Colorectal cancer (CRC) is the 2 leading cause of cancer death in US adults but can be reduced by screening. The roles of individual and contextual factors, and especially physician supply, in attaining universal CRC screening remain uncertain.
Jennifer E Bayly and the team aimed to assess the impact of physician density and health insurance coverage on CRC screening rates across a state-wide population. Using a representative analysis, they evaluated how these factors influenced screening participation.
They performed an inclusive analysis using data from adults aged 50-75 years who participated in the 2018 New York (NY) Behavioral Risk Factor Surveillance System, linked to county-level covariates such as primary care physician (PCP) density and gastroenterologist (GI) density. Data were analyzed in 2023-2024.
The analysis included ecological and geospatial evaluations of county-level CRC screening prevalence and individual-level Poisson regression models assessing screening receipt, adjusted for socioeconomic and county-level contextual variables.

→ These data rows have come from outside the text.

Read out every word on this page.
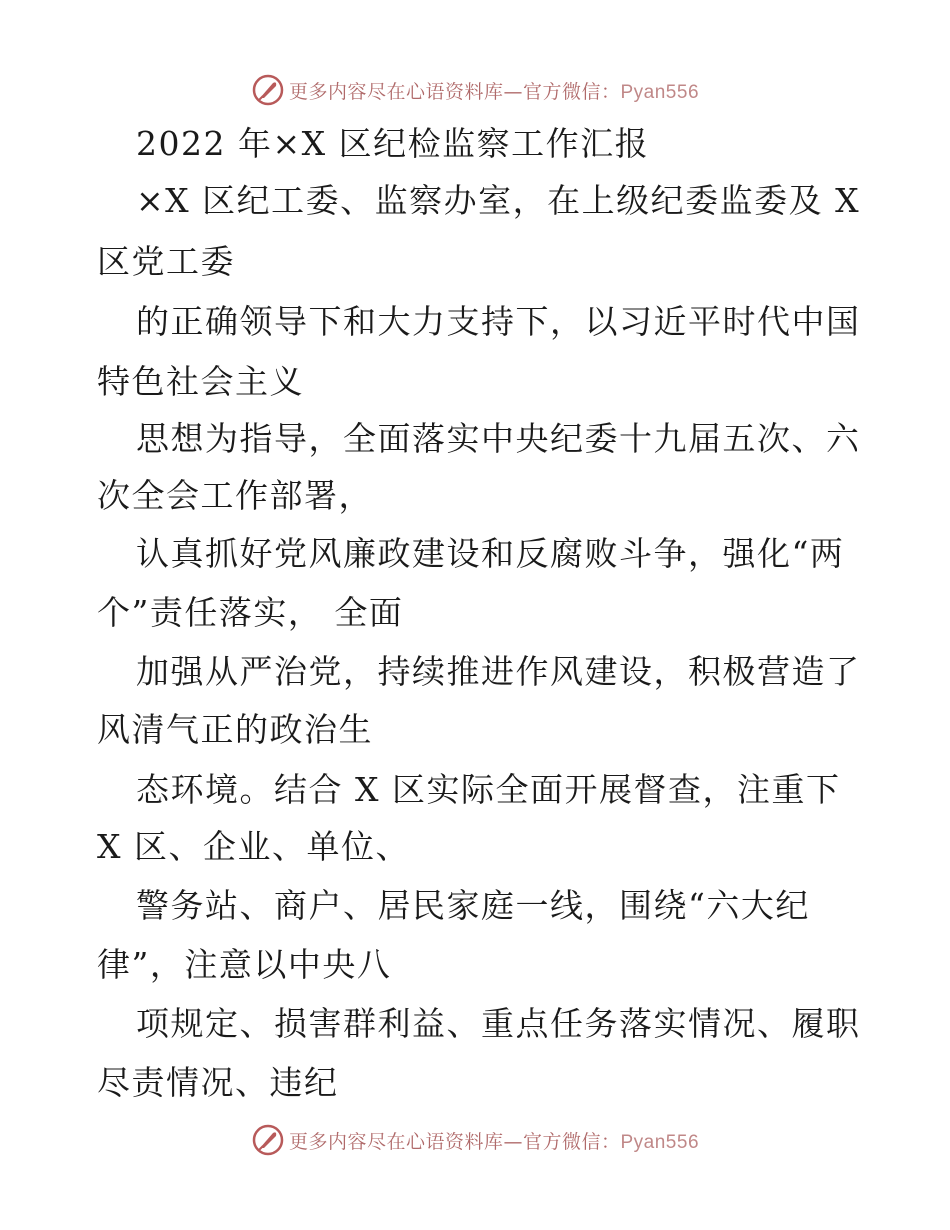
更多内容尽在心语资料库—官方微信：Pyan556
2022 年×X 区纪检监察工作汇报
×X 区纪工委、监察办室，在上级纪委监委及 X
区党工委
的正确领导下和大力支持下，以习近平时代中国
特色社会主义
思想为指导，全面落实中央纪委十九届五次、六
次全会工作部署，
认真抓好党风廉政建设和反腐败斗争，强化“两
个”责任落实， 全面
加强从严治党，持续推进作风建设，积极营造了
风清气正的政治生
态环境。结合 X 区实际全面开展督查，注重下
X 区、企业、单位、
警务站、商户、居民家庭一线，围绕“六大纪
律”，注意以中央八
项规定、损害群利益、重点任务落实情况、履职
尽责情况、违纪
更多内容尽在心语资料库—官方微信：Pyan556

About 71% (95% CI 70% to 73%) of adults were up-to-date with CRC screening across New York’s 62 counties. County-level CRC screening showed significant spatial patterning (Global Moran’s I=0.14, P=0.04), indicating the influence of county-level contextual factors. Lack of health insurance was associated with a lower likelihood of up-to-date screening (ß=-1.09 (95% CI -2.00 to -0.19); adjusted prevalence ratio 0.68 (95% CI 0.60 to 0.77)), even when accounting for age, race/ethnicity, and education.
The county-level densities of both PCPs and GIs were not associated with screening at either the county or individual level. Other individual-level determinants of screening included education status and age.
The study concluded that physician density was completely unassociated with CRC screening, while health insurance status was strongly related. In similar screening environments, broadened insurance coverage for CRC screening is likely to improve screening rates far more effectively than increased physician supply.
The study was funded by the National Institute on Aging, Health Resources and Services Administration.
Source: https://pubmed.ncbi.nlm.nih.gov/39029926/
Bayly JE, Schonberg MA, Castro MC, et al. (2024). “Individual and geospatial factors associated with receipt of colorectal cancer screening: a state-wide mixed-level analysis.” Fam Med Community Health. 2024 Jul 18;12(Suppl 2):e002983. doi: 10.1136/fmch-2024-002983. PMID: 39029926.